Голос был тихий, а интонации — заискивающие. Полная противоположность его обычному высокомерию.
— Слушаю вас, коллега, — я остановился.
— Тут такое дело… — он замялся, переминаясь с ноги на ногу. — Немного неловко, но… Пётр Александрович, наш новый главврач, вызвал меня на днях.
— И?
— Он распорядился, чтобы мы с вами работали в паре. Сказал, что вы — ведущий специалист, а я должен… — он сглотнул, словно проглатывая комок унижения, — … учиться у вас. Перенимать опыт.
— Правда? — я изобразил лёгкое, вежливое удивление. — Первый раз слышу. Пётр Александрович мне ничего не говорил.
Конечно, говорил. Но пусть думает, что это решение Сомова, а не часть моей игры.
Пусть чувствует себя пешкой, которую двигает начальство, а не я. Так он будет более предсказуем. И более безопасен.
— Он сказал, что сам вас уведомит, но раз мы встретились… — Волков полез во внутренний карман халата. — Вот, официальный приказ. С подписью и печатью.
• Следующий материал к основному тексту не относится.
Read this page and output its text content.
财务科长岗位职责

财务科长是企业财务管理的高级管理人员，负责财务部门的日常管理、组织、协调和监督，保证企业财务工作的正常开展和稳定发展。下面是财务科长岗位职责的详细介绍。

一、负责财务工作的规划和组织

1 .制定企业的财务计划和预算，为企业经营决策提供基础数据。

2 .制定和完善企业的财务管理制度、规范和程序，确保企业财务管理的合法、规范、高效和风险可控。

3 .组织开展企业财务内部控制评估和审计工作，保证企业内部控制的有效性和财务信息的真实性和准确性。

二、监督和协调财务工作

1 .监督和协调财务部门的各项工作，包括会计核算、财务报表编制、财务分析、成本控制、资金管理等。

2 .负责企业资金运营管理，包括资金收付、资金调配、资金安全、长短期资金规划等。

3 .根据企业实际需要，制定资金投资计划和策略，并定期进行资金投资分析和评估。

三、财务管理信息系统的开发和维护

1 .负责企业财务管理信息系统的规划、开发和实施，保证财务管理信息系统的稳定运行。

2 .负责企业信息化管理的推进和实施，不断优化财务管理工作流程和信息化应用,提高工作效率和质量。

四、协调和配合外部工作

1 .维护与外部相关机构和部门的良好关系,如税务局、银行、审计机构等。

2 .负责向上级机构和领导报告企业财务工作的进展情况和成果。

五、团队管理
Я взял сложенный вчетверо лист, развернул. Действительно, приказ номер семнадцать от сегодняшнего числа.
Подпись Сомова, гербовая печать клиники. Всё по форме.
Это была публичная порка. Официальный документ, опускающий его, аристократа и протеже Морозова, до уровня моего личного ассистента.
Сомов дал мне поводок. Короткий, официальный, заверенный печатью. И теперь эта змея будет шипеть только по моей команде.
Однако интуиция покоя не давала. Чего Волков был такой кроткий? Любой другой на его месте с таким характером рвал все в клочья и метал бы молнии.
А значит это…
Подстава.
Волков ненавидит меня. Эта ненависть — одна из немногих предсказуемых величин в этом хаотичном мире. И вот этот человек, чьё эго было растоптано и униженно, мирится с тем, что он мой ученик?
Бред.
Перемена была слишком резкой, слишком театральной. Волк не стал овцой. Он просто натянул на себя плохо выделанную овечью шкуру. И теперь он блеял, ожидая, что я поверю в его превращение.
И у него лишь несколько вариантов игры.
Первый, самый простой: подставить меня. Найти безнадёжного пациента, передать его мне под ответственность, а когда тот неизбежно умрёт, свалить всё на мои «неортодоксальные методы».
Второй: интеллектуальное воровство. Он приносит мне сложный случай, который не может разгадать сам. Наблюдает, как я работаю, запоминает мой диагноз и методику, а затем представляет всё это Рудакову как своё собственное гениальное озарение.
И третий, наиболее вероятный: он не играет в свою игру. Он — ищейка, а Рудаков — охотник. Его прислали вынюхать любую слабость, любое отклонение от правил, любой намёк на ту «магию», слухи о которой уже наверняка ползли по клинике.